Employee Provident Fund and National Pension Scheme

The chief difference between EPF and NPS is that while EPF provides guaranteed tax-free returns in the form of annual interest on the sum deposited in the EPF account, NPS offers market-linked returns. The rate of interest on EPF is determined by the government of India, whereas for NPS, the returns depend on market volatility.

Another fundamental difference between NPS and EPF is that while EPF is only meant for salaried employees working in the private sector, NPS is open to any Indian citizen, even self-employed individuals, between the ages of 18-60.

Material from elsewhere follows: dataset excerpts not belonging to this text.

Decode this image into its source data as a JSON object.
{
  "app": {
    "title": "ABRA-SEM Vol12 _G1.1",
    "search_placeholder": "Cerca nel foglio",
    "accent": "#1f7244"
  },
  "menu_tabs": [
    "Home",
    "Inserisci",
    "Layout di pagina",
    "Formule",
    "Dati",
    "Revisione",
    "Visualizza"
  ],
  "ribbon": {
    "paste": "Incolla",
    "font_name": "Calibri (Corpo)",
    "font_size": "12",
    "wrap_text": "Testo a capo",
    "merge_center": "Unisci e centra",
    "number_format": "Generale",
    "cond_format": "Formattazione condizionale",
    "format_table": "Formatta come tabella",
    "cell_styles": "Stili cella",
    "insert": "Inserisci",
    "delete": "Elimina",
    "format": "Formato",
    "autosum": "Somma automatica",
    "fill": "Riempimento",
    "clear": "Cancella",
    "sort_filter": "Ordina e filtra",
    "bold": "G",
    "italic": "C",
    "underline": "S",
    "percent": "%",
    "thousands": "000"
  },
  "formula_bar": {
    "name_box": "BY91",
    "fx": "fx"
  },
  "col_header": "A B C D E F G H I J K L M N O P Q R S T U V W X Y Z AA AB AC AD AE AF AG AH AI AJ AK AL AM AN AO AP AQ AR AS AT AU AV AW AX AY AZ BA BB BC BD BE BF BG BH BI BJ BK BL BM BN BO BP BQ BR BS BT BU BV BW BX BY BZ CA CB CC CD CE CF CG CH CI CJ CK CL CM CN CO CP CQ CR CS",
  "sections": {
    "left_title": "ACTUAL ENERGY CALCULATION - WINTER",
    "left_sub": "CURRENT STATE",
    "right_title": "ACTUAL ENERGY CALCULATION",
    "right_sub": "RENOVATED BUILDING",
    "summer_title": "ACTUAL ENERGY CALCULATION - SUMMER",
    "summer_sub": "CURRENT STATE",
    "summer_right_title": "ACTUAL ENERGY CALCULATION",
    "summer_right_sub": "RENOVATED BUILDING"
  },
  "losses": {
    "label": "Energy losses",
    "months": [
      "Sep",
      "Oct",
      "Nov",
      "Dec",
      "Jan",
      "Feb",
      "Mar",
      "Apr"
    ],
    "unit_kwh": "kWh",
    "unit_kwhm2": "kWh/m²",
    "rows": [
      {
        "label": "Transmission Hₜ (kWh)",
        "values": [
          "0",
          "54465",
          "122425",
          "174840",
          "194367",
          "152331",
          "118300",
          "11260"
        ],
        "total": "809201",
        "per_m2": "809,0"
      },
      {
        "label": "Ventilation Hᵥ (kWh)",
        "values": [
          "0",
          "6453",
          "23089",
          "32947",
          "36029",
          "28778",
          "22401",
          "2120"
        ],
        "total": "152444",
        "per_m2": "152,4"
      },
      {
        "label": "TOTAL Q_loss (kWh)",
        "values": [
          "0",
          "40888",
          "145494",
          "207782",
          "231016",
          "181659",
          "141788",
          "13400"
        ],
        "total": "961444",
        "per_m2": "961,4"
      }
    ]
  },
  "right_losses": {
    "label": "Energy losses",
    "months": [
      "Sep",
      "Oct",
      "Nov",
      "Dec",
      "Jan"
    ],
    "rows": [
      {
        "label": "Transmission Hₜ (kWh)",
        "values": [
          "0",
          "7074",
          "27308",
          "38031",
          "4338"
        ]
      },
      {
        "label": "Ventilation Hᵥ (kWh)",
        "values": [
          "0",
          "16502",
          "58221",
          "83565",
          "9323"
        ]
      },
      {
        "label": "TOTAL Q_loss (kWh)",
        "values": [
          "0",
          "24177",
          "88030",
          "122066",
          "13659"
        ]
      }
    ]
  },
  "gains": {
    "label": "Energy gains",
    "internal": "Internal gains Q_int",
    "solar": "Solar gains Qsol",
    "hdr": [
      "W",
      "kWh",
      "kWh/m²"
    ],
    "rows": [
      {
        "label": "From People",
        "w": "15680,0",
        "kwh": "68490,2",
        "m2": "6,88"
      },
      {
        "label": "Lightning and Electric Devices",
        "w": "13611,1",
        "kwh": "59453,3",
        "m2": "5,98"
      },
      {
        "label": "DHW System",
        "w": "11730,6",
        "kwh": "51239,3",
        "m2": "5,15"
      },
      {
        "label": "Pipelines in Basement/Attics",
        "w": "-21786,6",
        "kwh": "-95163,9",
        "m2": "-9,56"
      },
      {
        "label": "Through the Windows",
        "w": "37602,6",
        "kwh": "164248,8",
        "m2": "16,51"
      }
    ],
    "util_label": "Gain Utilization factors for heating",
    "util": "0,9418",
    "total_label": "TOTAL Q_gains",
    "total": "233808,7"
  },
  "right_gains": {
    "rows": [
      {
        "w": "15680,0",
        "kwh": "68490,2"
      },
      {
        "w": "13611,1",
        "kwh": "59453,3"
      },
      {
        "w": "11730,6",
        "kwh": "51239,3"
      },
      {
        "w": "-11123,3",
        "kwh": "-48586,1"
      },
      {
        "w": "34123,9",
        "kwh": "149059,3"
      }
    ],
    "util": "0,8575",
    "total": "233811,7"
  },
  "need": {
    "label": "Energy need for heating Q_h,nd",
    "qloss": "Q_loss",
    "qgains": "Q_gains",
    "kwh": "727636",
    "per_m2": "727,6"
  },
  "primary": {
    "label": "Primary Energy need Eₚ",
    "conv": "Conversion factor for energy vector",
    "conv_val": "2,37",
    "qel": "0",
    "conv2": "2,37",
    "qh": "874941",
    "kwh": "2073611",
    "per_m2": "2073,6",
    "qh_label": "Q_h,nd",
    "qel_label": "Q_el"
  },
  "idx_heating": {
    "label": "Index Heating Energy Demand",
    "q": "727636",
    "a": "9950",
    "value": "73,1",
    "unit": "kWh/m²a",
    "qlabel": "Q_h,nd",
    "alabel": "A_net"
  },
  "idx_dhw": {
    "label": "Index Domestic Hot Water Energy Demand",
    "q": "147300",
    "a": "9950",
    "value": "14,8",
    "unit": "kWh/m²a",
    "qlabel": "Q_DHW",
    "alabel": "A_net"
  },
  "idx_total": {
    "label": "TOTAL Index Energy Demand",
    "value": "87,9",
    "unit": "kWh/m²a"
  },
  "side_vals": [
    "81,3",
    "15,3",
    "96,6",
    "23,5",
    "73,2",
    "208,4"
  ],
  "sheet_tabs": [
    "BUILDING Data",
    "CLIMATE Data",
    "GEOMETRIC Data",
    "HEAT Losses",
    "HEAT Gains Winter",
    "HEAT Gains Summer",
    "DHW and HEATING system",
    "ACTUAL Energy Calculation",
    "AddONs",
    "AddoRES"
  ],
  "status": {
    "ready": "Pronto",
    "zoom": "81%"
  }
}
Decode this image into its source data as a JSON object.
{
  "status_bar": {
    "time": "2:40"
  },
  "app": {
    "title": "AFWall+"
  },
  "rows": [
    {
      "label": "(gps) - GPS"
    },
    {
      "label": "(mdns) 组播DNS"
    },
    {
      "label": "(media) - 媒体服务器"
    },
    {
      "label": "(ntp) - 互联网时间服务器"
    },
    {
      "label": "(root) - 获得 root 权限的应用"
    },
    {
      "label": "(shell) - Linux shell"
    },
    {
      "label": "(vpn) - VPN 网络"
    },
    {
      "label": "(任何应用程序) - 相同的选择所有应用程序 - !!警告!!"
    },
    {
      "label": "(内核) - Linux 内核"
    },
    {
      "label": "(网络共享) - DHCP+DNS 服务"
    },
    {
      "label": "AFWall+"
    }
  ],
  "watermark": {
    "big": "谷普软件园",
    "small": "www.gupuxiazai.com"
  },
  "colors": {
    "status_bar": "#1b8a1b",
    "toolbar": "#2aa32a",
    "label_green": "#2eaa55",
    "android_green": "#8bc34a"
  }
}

In 2020, the government of India introduced a new optional tax regime. Since then, taxpayers can choose between the new and the old tax system. Amendments proposed in Union Budget 2023 established the new tax regime as the default one and taxpayers will have to consciously opt for the old regime to use it.

Old Regime – Tax Slab FY 23-24

Annual Salary From Annual Salary   To Tax Rate Surcharge %
2,50,000 5,00,000 5%
5,00,000 10,00,000 20%
10,00,000 50,00,000 30%
50,00,000 1,00,00,000 30% 10%
1,00,00,000 2,00,00,000 30% 15%
2,00,00,000 5,00,00,000 30% 25%
5,00,00,000 99,99,99,999 30% 37%


New Regime – Tax Slab FY 23-24

Annual Salary   From Annual Salary   To Tax Rate Surcharge %
3,00,000 6,00,000 5%
6,00,000 9,00,000 10%
9,00,000 12,00,000 15%
12,00,000 15,00,000 20%
15,00,000 50,00,000 30%
50,00,000 1,00,00,000 30% 10%
1,00,00,000 2,00,00,000 30% 15%
2,00,00,000 99,99,99,999 30% 25%


The new tax regime raises the limit of the basic exemption from INR 250,000 to INR 300,000. Tax rebate on income is also raised from INR 500,000 to INR 700,000. Individuals earning more than INR 700,000 as their annual income have to choose between the new and old tax regimes since the old tax regime provides deductions and no tax on income of up to INR 500,000.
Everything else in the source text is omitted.